Tūhono is an advocacy network for Māori groups and individuals within New Zealand.

As well as forming a network linking different iwi and hapū, Tūhono aims to promote cultural and spiritual wellbeing and benefit to the Māori community and also personal development and education. Tūhono is maintained as a charitable trust, established under the 1993 Electoral Act as a means for individual Māori to register their affiliation with iwi, in order to facilitate links and interaction between the iwi and their members. The Tūhono Central Web Service links with the New Zealand Electoral Commission database in association with the New Zealand Government, allowing for automatic notifications to the iwi when a member changes address.

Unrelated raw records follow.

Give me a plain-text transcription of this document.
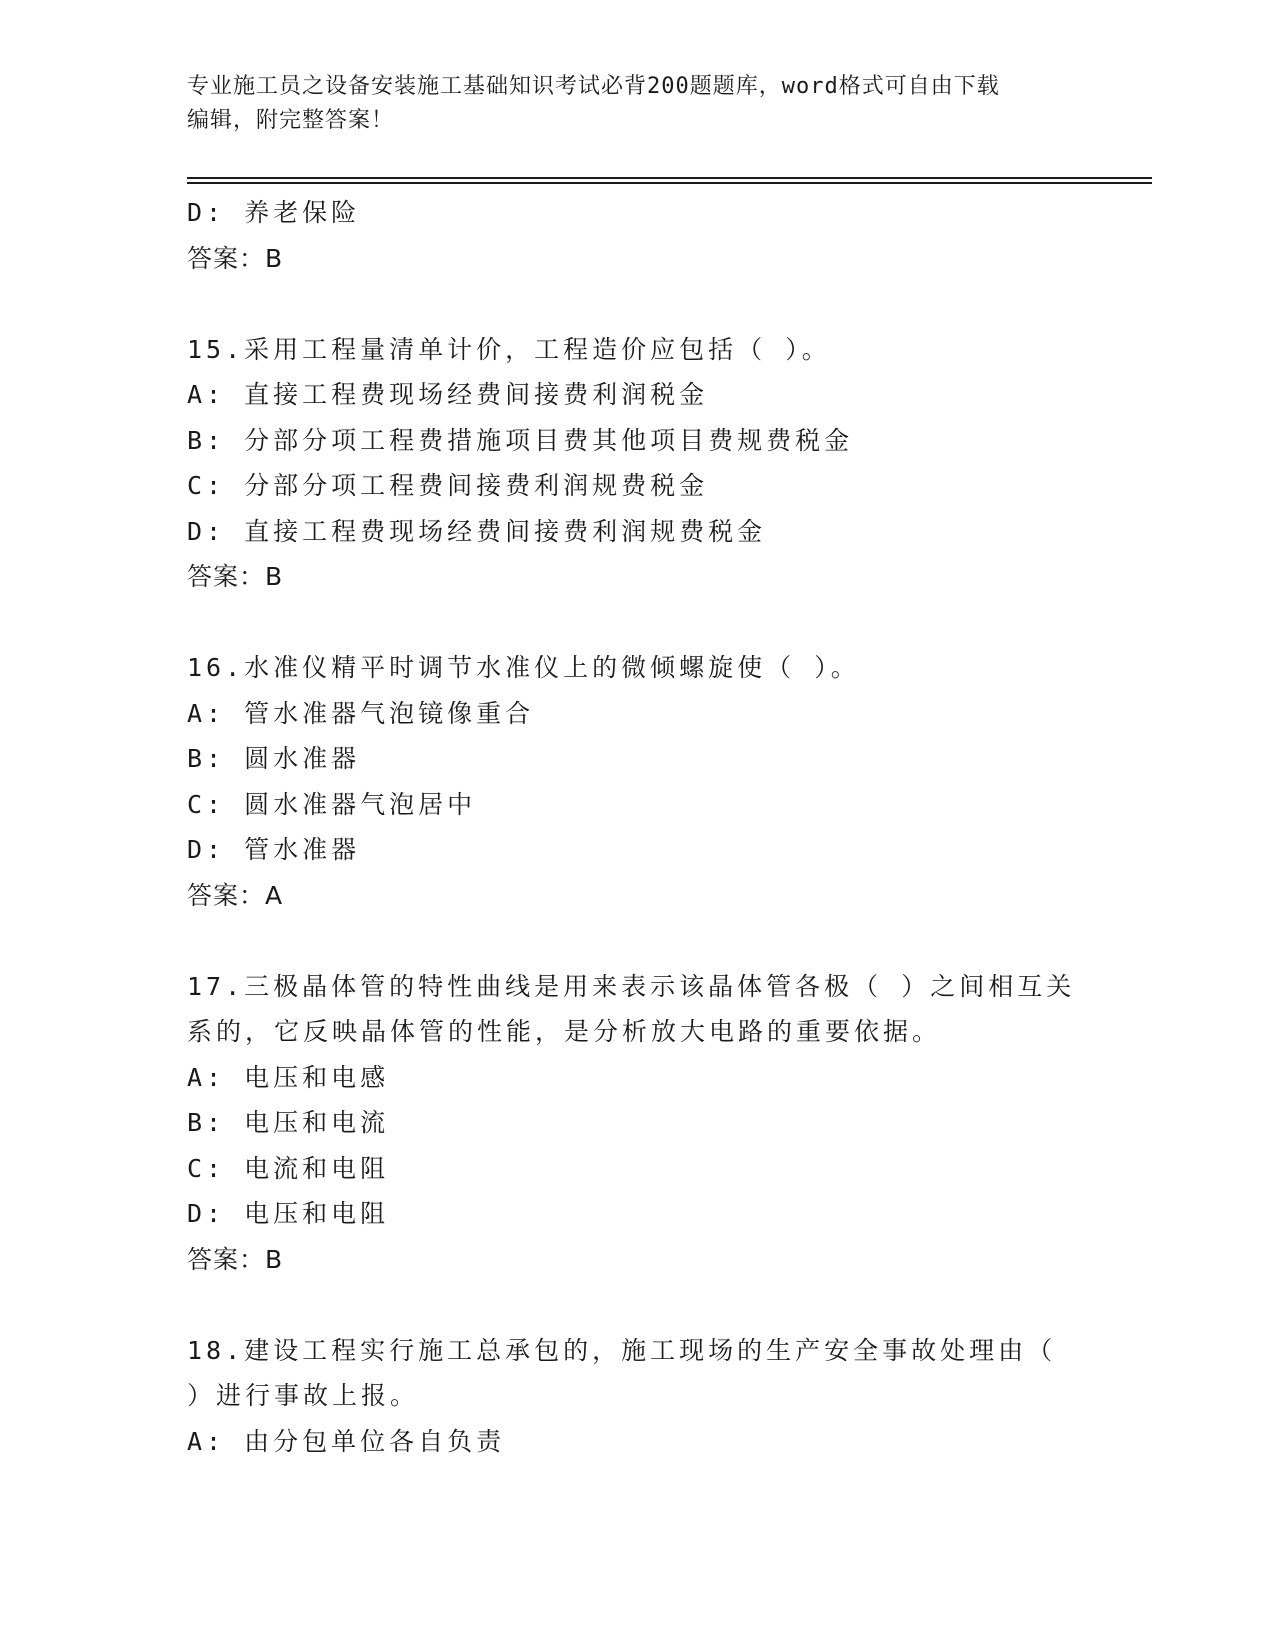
专业施工员之设备安装施工基础知识考试必背200题题库，word格式可自由下载
编辑，附完整答案！
D: 养老保险
答案：B
15.采用工程量清单计价，工程造价应包括（ ）。
A: 直接工程费现场经费间接费利润税金
B: 分部分项工程费措施项目费其他项目费规费税金
C: 分部分项工程费间接费利润规费税金
D: 直接工程费现场经费间接费利润规费税金
答案：B
16.水准仪精平时调节水准仪上的微倾螺旋使（ ）。
A: 管水准器气泡镜像重合
B: 圆水准器
C: 圆水准器气泡居中
D: 管水准器
答案：A
17.三极晶体管的特性曲线是用来表示该晶体管各极（ ）之间相互关
系的，它反映晶体管的性能，是分析放大电路的重要依据。
A: 电压和电感
B: 电压和电流
C: 电流和电阻
D: 电压和电阻
答案：B
18.建设工程实行施工总承包的，施工现场的生产安全事故处理由（
）进行事故上报。
A: 由分包单位各自负责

The Māori word Tūhono means to link or connect.

Tūhono developed from a 1997 initiative by the Tautoko Māori Trust under Chairman Sir Paul Reeves. The Tūhono Trust was established in 2003 as kaitiaki (guardians) of Tūhono. By 2004 100,000 Māori had registered with Tūhono. The following year, the Tūhono website was launched, and by 2011, 120 iwi and affiliated groups were registered as Tūhono organisations and were able to link to their members.

The trust is based in Hamilton. Nine trustees are appointed by the country's various iwi, each one representing a different region. The chairperson and deputy chairperson are Anthony Olsen and Dr Te Taka Keegan respectively.